Parliamentary history in the United Kingdom stretches back eight centuries, and is being added to day by day as the parliaments and assemblies of England, Scotland, Wales and Northern Ireland meet, debate and legislate. The records of parliamentary proceedings, historical and contemporary, are almost all available in electronic form, but using these resources can be time consuming and cumbersome as every resource is different: in particular, each uses its own approach to metadata, which makes it impossible to browse or search the collections as a whole.

The LIPARM project will link the parliamentary record together for the first time by creating a unified metadata scheme for all of its key elements. People, bills, acts, items of business, debates, divisions and sessions will all be described by the scheme and will be linked together across resources which are currently spread out and isolated. For the first time, it will be possible to trace a given MP’s entire voting record or to find every speech they made. It will be possible to follow the passage of every bill or act, and every contribution to the debates that accompany it. Both the historical and the contemporary record of parliamentary proceedings will become accessible in this way for the first time.

The project will have three main strands.
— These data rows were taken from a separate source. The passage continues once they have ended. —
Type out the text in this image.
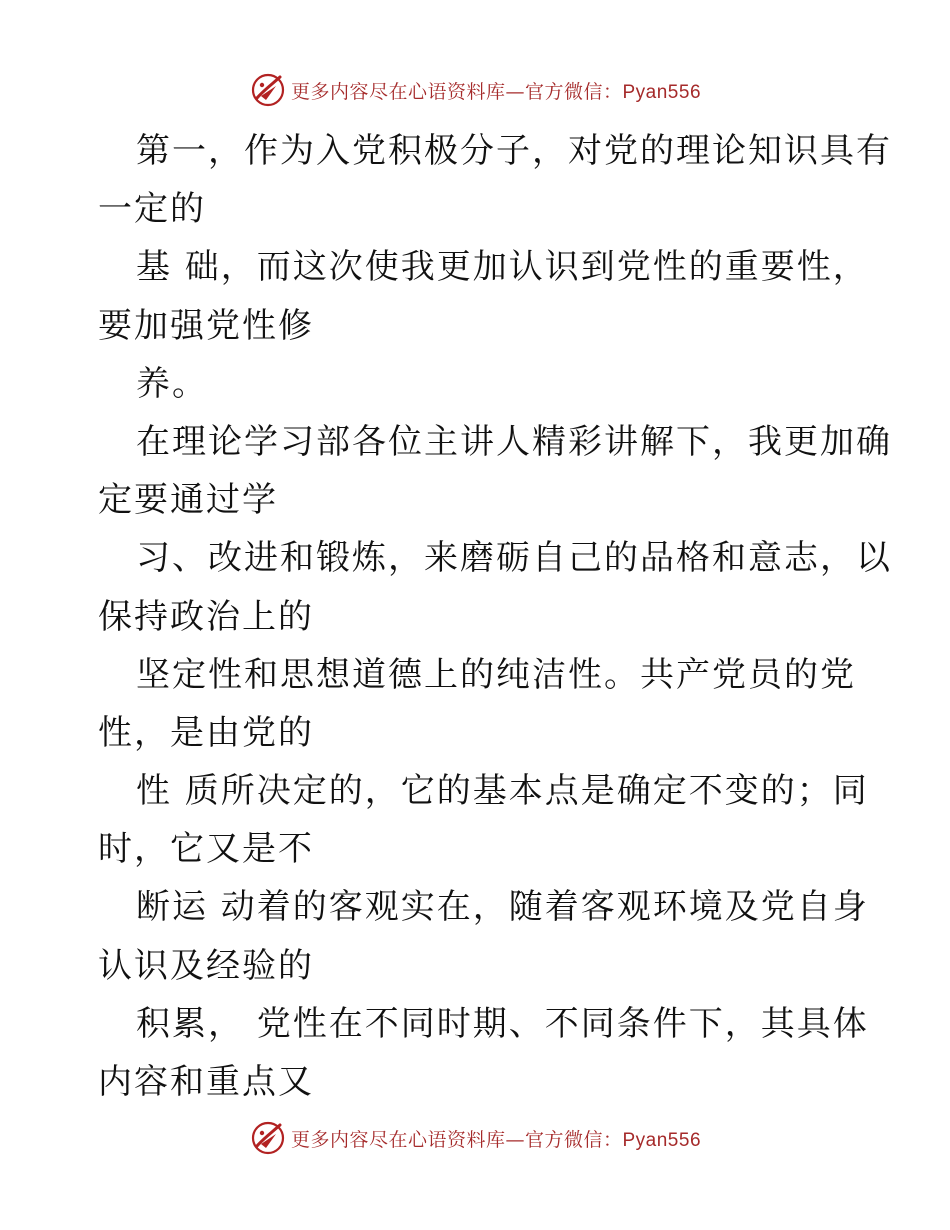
更多内容尽在心语资料库—官方微信：Pyan556
第一，作为入党积极分子，对党的理论知识具有
一定的
基 础，而这次使我更加认识到党性的重要性，
要加强党性修
养。
在理论学习部各位主讲人精彩讲解下，我更加确
定要通过学
习、改进和锻炼，来磨砺自己的品格和意志，以
保持政治上的
坚定性和思想道德上的纯洁性。共产党员的党
性，是由党的
性 质所决定的，它的基本点是确定不变的；同
时，它又是不
断运 动着的客观实在，随着客观环境及党自身
认识及经验的
积累， 党性在不同时期、不同条件下，其具体
内容和重点又
更多内容尽在心语资料库—官方微信：Pyan556
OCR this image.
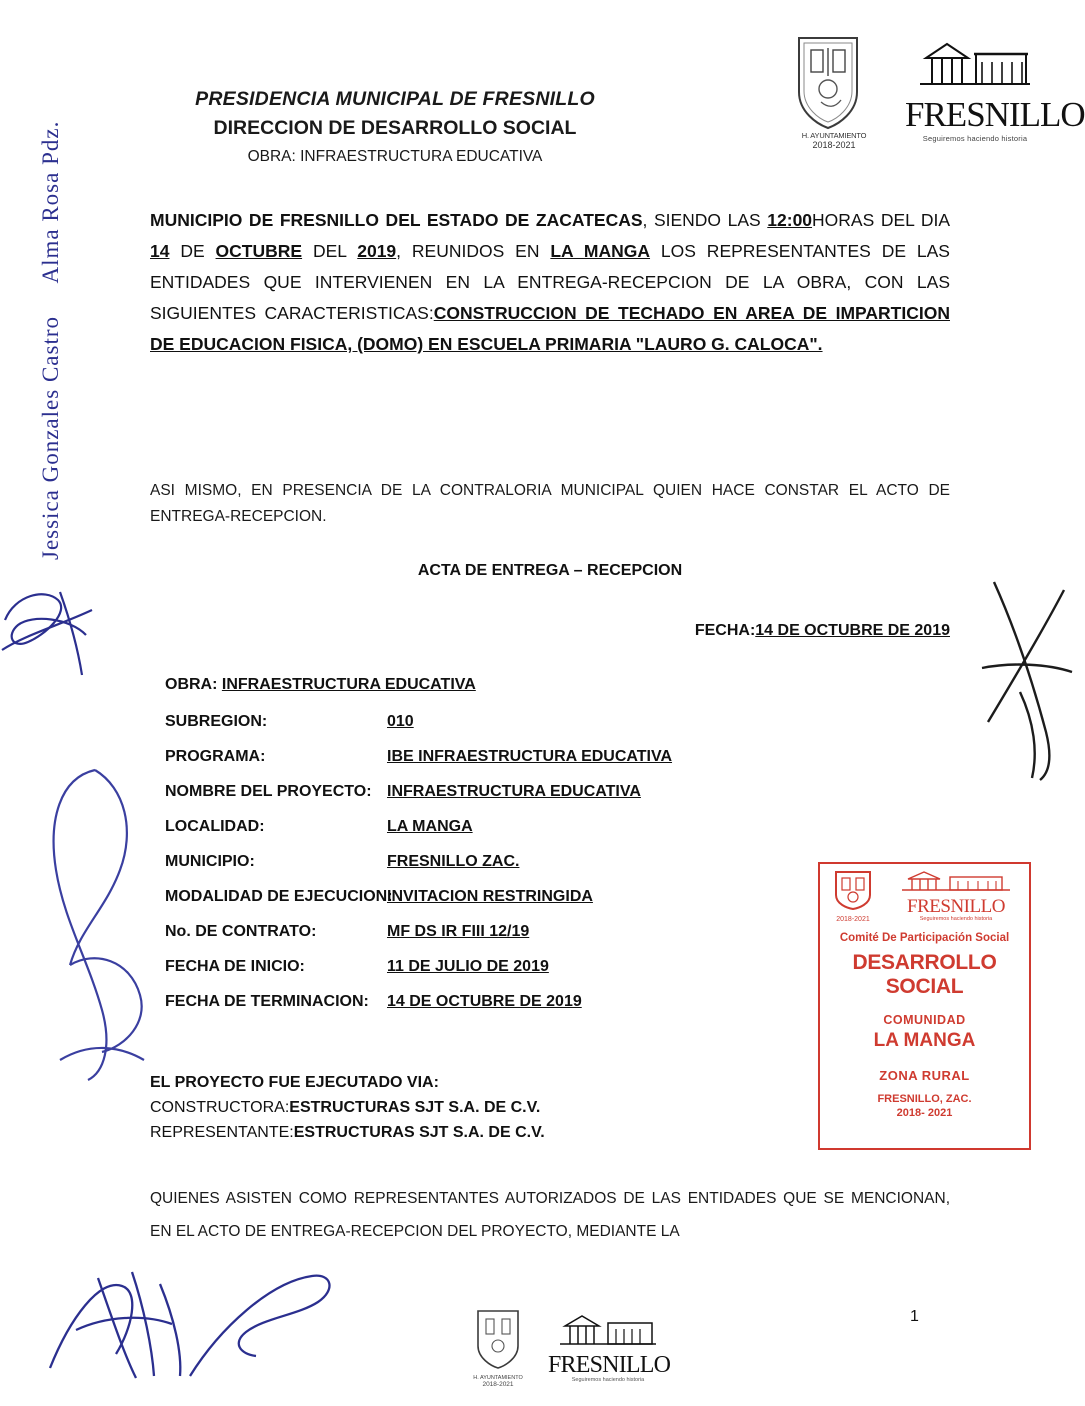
Jessica Gonzales Castro     Alma Rosa Pdz.
PRESIDENCIA MUNICIPAL DE FRESNILLO
DIRECCION DE DESARROLLO SOCIAL
OBRA: INFRAESTRUCTURA EDUCATIVA
H. AYUNTAMIENTO
2018-2021
FRESNILLO
Seguiremos haciendo historia
MUNICIPIO DE FRESNILLO DEL ESTADO DE ZACATECAS, SIENDO LAS 12:00HORAS DEL DIA 14 DE OCTUBRE DEL 2019, REUNIDOS EN LA MANGA LOS REPRESENTANTES DE LAS ENTIDADES QUE INTERVIENEN EN LA ENTREGA-RECEPCION DE LA OBRA, CON LAS SIGUIENTES CARACTERISTICAS:CONSTRUCCION DE TECHADO EN AREA DE IMPARTICION DE EDUCACION FISICA, (DOMO) EN ESCUELA PRIMARIA "LAURO G. CALOCA".
ASI MISMO, EN PRESENCIA DE LA CONTRALORIA MUNICIPAL QUIEN HACE CONSTAR EL ACTO DE ENTREGA-RECEPCION.
ACTA DE ENTREGA – RECEPCION
FECHA:14 DE OCTUBRE DE 2019
OBRA: INFRAESTRUCTURA EDUCATIVA
SUBREGION:	010
PROGRAMA:	IBE INFRAESTRUCTURA EDUCATIVA
NOMBRE DEL PROYECTO: INFRAESTRUCTURA EDUCATIVA
LOCALIDAD:	LA MANGA
MUNICIPIO:	FRESNILLO ZAC.
MODALIDAD DE EJECUCION:
INVITACION RESTRINGIDA
No. DE CONTRATO:	MF DS IR FIII 12/19
FECHA DE INICIO:	11 DE JULIO DE 2019
FECHA DE TERMINACION:	14 DE OCTUBRE DE 2019
EL PROYECTO FUE EJECUTADO VIA:
CONSTRUCTORA:ESTRUCTURAS SJT S.A. DE C.V.
REPRESENTANTE:ESTRUCTURAS SJT S.A. DE C.V.
QUIENES ASISTEN COMO REPRESENTANTES AUTORIZADOS DE LAS ENTIDADES QUE SE MENCIONAN, EN EL ACTO DE ENTREGA-RECEPCION DEL PROYECTO, MEDIANTE LA
2018-2021
FRESNILLO
Seguiremos haciendo historia
Comité De Participación Social
DESARROLLO SOCIAL
COMUNIDAD
LA MANGA
ZONA RURAL
FRESNILLO, ZAC.
2018- 2021
H. AYUNTAMIENTO
2018-2021
FRESNILLO
Seguiremos haciendo historia
1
The first will devise the metadata schema itself, which will allow the contents of the parliamentary record to be described in a controlled and systematic way. The second will be the creation of authority lists for key components of the record, including lists for people, sessions, items of legislation and division: each component will receive a unique identifier, allowing it to be linked to from any digitised resource. The third component will be a pilot union catalogue, which will offer metadata records for two important collections, demonstrating how they can be linked together using the unified scheme.